Mars is the only planet in the sky at the start of the evening this month, visible low to the west for about an hour after the sky begins to darken. It is only about 60% as brilliant as it appeared in May.
Saturn increases around 10 p.m., and you will see it appear a little earlier every evening over the month. You will find it in the east after nightfall with the Cassiopeia and Andromeda constellations. The anchored planet goes towards the western part of the sky by dawn, where the first elevators will find it in the morning in August.
The real highlight of August is the narrow approach of Jupiter and Venus. They shine east before sunrise throughout the month. The pair begins the month further, but quickly approaches in the sky. They appear at their closest to the 11th and 12th – only about a degree of interval. Their appointment occurs in a context of shiny stars, notably Orion, Taurus, Gemini and Sirius. A thin crescent moon joins the pair of planets after their separation, the morning of the 19th and 20th.
One of the best annual meteor showers, the Perseids, culminates during the night on August 12 and until the 13th. Unfortunately, this year, the moon is almost full at peak night, and its reflecting everything except the brightest meteors. Although it is not so great for Perseid observers, the good news is that another favorite shower of meteors, the Geminids, is ready for a moonless vision in December.
August is the ideal moment to see one of the easiest nebulae to observe in the sky.
The dumbbell nebula, also known as M27, is a height above August evenings. It is a type of nebula called “planetary nebula”.

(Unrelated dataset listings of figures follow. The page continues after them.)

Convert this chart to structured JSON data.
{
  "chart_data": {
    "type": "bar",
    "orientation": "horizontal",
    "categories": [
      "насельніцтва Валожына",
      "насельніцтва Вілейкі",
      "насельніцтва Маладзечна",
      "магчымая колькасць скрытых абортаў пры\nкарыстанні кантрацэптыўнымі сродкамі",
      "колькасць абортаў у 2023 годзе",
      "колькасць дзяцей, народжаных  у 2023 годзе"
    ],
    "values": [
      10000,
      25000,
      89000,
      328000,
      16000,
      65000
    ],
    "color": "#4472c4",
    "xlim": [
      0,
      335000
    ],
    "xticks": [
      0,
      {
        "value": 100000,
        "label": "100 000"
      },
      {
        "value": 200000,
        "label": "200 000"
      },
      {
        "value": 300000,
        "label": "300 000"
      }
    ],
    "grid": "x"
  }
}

A nebula is a giant cloud of gas and dust in space, and planetary nebulae are produced by stars like our sun when they become old and nuclear fusion ceases inside. They blow from their external layers, leaving behind a small hot remaining called white dwarf. The white dwarf produces a lot of shiny ultraviolet light which illuminates the nebula from the inside, because the gas expansion shell absorbs UV light and radiate as a visible light.
The dumbbell nebula, nicknamed for its dumbbell shape, appears as a small plot of light light about a quarter of the width of the full moon in binoculars or a small telescope. It is in the summer triangle, a model of stars that are easy to find above the August sky. You will find the nebula for about a third of the path between its brilliant stars Altair and Deneb.
Hoping that you will have the chance to observe this overview of the future that awaits our sun in about 5 billion years. This is part of a cycle that sowed the galaxy with the ingredients for the new generations of stars and planets – perhaps even others not too different from ours.
Here are the moon phases for August.
You can stay up to date on all NASA missions exploring the solar system and beyond Science.Nasa.Gov. I am Chelsea Gohd from the Jet Propulsion Laboratory of NASA, and that’s what’s going on this month.